The Senate passed the bill late Wednesday night, following last-minute debates regarding unemployment benefits. The bill must also be approved by the U.S. House. President Trump, however, has indicated support.

The measure is a response to the coronavirus pandemic and ensuing economic crisis. It would give direct payments to most Americans, expand unemployment benefits and provide a $367 billion program for small businesses to keep making payroll while workers are forced to stay home during the spread of covid-19.

Casey, a Democrat, said that the support for small businesses was one of the few areas where there was bipartisan support.

“Maybe not as to the number but certainly as to the commitment to small businesses,” Casey said. “So, that didn’t necessarily require anywhere near the kind of negotiation and hand-to-hand combat that some of these other provisions required.”

Casey pointed out several instances where he said Democrats added funding to proposals initially written by Republicans.

One is the $150 billion for the so-called Marshall Plan for health. The money is earmarked for hospitals, nursing homes and community health centers.

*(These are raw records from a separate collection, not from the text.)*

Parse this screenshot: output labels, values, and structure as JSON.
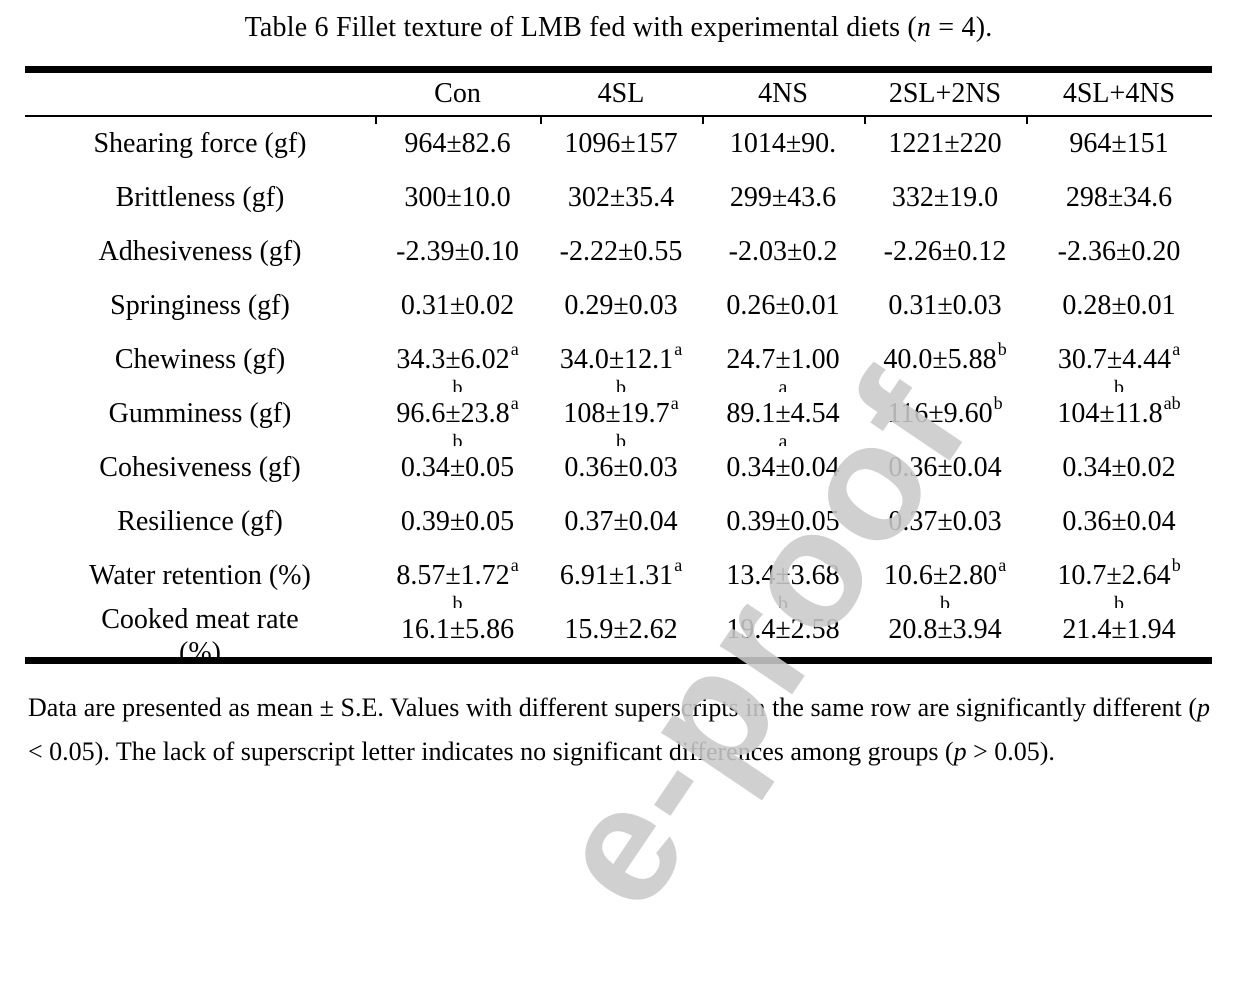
{
  "title": {
    "segments": [
      {
        "t": "Table 6 Fillet texture of LMB fed with experimental diets ("
      },
      {
        "t": "n",
        "i": true
      },
      {
        "t": " = 4)."
      }
    ]
  },
  "table": {
    "columns": [
      "",
      "Con",
      "4SL",
      "4NS",
      "2SL+2NS",
      "4SL+4NS"
    ],
    "rows": [
      {
        "label": "Shearing force (gf)",
        "cells": [
          {
            "v": "964±82.6"
          },
          {
            "v": "1096±157"
          },
          {
            "v": "1014±90."
          },
          {
            "v": "1221±220"
          },
          {
            "v": "964±151"
          }
        ]
      },
      {
        "label": "Brittleness (gf)",
        "cells": [
          {
            "v": "300±10.0"
          },
          {
            "v": "302±35.4"
          },
          {
            "v": "299±43.6"
          },
          {
            "v": "332±19.0"
          },
          {
            "v": "298±34.6"
          }
        ]
      },
      {
        "label": "Adhesiveness (gf)",
        "cells": [
          {
            "v": "-2.39±0.10"
          },
          {
            "v": "-2.22±0.55"
          },
          {
            "v": "-2.03±0.2"
          },
          {
            "v": "-2.26±0.12"
          },
          {
            "v": "-2.36±0.20"
          }
        ]
      },
      {
        "label": "Springiness (gf)",
        "cells": [
          {
            "v": "0.31±0.02"
          },
          {
            "v": "0.29±0.03"
          },
          {
            "v": "0.26±0.01"
          },
          {
            "v": "0.31±0.03"
          },
          {
            "v": "0.28±0.01"
          }
        ]
      },
      {
        "label": "Chewiness (gf)",
        "cells": [
          {
            "v": "34.3±6.02",
            "sup": "a",
            "wrap": "b"
          },
          {
            "v": "34.0±12.1",
            "sup": "a",
            "wrap": "b"
          },
          {
            "v": "24.7±1.00",
            "wrap": "a"
          },
          {
            "v": "40.0±5.88",
            "sup": "b"
          },
          {
            "v": "30.7±4.44",
            "sup": "a",
            "wrap": "b"
          }
        ]
      },
      {
        "label": "Gumminess (gf)",
        "cells": [
          {
            "v": "96.6±23.8",
            "sup": "a",
            "wrap": "b"
          },
          {
            "v": "108±19.7",
            "sup": "a",
            "wrap": "b"
          },
          {
            "v": "89.1±4.54",
            "wrap": "a"
          },
          {
            "v": "116±9.60",
            "sup": "b"
          },
          {
            "v": "104±11.8",
            "sup": "ab"
          }
        ]
      },
      {
        "label": "Cohesiveness (gf)",
        "cells": [
          {
            "v": "0.34±0.05"
          },
          {
            "v": "0.36±0.03"
          },
          {
            "v": "0.34±0.04"
          },
          {
            "v": "0.36±0.04"
          },
          {
            "v": "0.34±0.02"
          }
        ]
      },
      {
        "label": "Resilience (gf)",
        "cells": [
          {
            "v": "0.39±0.05"
          },
          {
            "v": "0.37±0.04"
          },
          {
            "v": "0.39±0.05"
          },
          {
            "v": "0.37±0.03"
          },
          {
            "v": "0.36±0.04"
          }
        ]
      },
      {
        "label": "Water retention (%)",
        "cells": [
          {
            "v": "8.57±1.72",
            "sup": "a",
            "wrap": "b"
          },
          {
            "v": "6.91±1.31",
            "sup": "a"
          },
          {
            "v": "13.4±3.68",
            "wrap": "b"
          },
          {
            "v": "10.6±2.80",
            "sup": "a",
            "wrap": "b"
          },
          {
            "v": "10.7±2.64",
            "sup": "b",
            "wrap": "b"
          }
        ]
      },
      {
        "label": "Cooked meat rate",
        "label2": "(%)",
        "cells": [
          {
            "v": "16.1±5.86"
          },
          {
            "v": "15.9±2.62"
          },
          {
            "v": "19.4±2.58"
          },
          {
            "v": "20.8±3.94"
          },
          {
            "v": "21.4±1.94"
          }
        ]
      }
    ]
  },
  "footnote": {
    "segments": [
      {
        "t": "Data are presented as mean ± S.E. Values with different superscripts in the same row are significantly different ("
      },
      {
        "t": "p",
        "i": true
      },
      {
        "t": " < 0.05). The lack of superscript letter indicates no significant differences among groups ("
      },
      {
        "t": "p",
        "i": true
      },
      {
        "t": " > 0.05)."
      }
    ]
  },
  "watermark": {
    "text": "e-proof",
    "color": "#c9c9c9"
  }
}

“We can’t even begin to say we’re on the right track until we have the pandemic itself, if not under control, we can at least push it back,” Casey said. “And you can’t do that without a substantial investment in health care. If the Republican bill went forward, that number would have been a lot smaller.”

One of the more contentious issues concerned the $500 billion for guaranteed, subsidized loans to larger industries, including a battle over how much to give the airlines.

Toomey, a Republican, bristled at the Democrats’ assertion that this is a corporate giveaway.

“One of the biggest arguments that we had is while our Democratic colleagues were going down to the floor criticizing our bill as being a big slush fund and giveaway to corporations — despite the fact that they knew these were loans — behind closed doors they were actually insisting that we give away money to the airlines,” Toomey said. “Democrats insisted that we just write checks and we resisted that.”

But at the end of the day, both sides agreed that extraordinary times call for extraordinary measures.

“How do we help people who are in this terrifying circumstance of being unable to go to work? In Pennsylvania, our economy is closed,” Toomey said. “This has never happened before in American history. And so we’re responding.”

As part of the stimulus deal, lawmakers agreed that the federal government would pay jobless workers an extra $600 a week on top of their state unemployment benefits for four months.

“I don’t know that we’ve ever had this kind of an investment in unemployment insurance,” Casey said.

Those unemployment benefits became a sticking point on Wednesday afternoon,

Casey said he was disappointed that substantial student loan relief was not part of the deal. But he was pleased with the transparency that was an integral part of the package, including creating a new inspector general and an oversight board for the corporate funding.

“The oversight is substantial compared to where we were just a couple of days ago,” Casey said.

“I think we learned a good bit, not just from TARP (Troubled Asset Relief Program) but also from the (American Recovery and Reinvestment Act) of 2009,” he said. “Oversight isn’t just making sure the money is spent efficiently. Oversight means the dollars get to the people who are supposed to benefit.”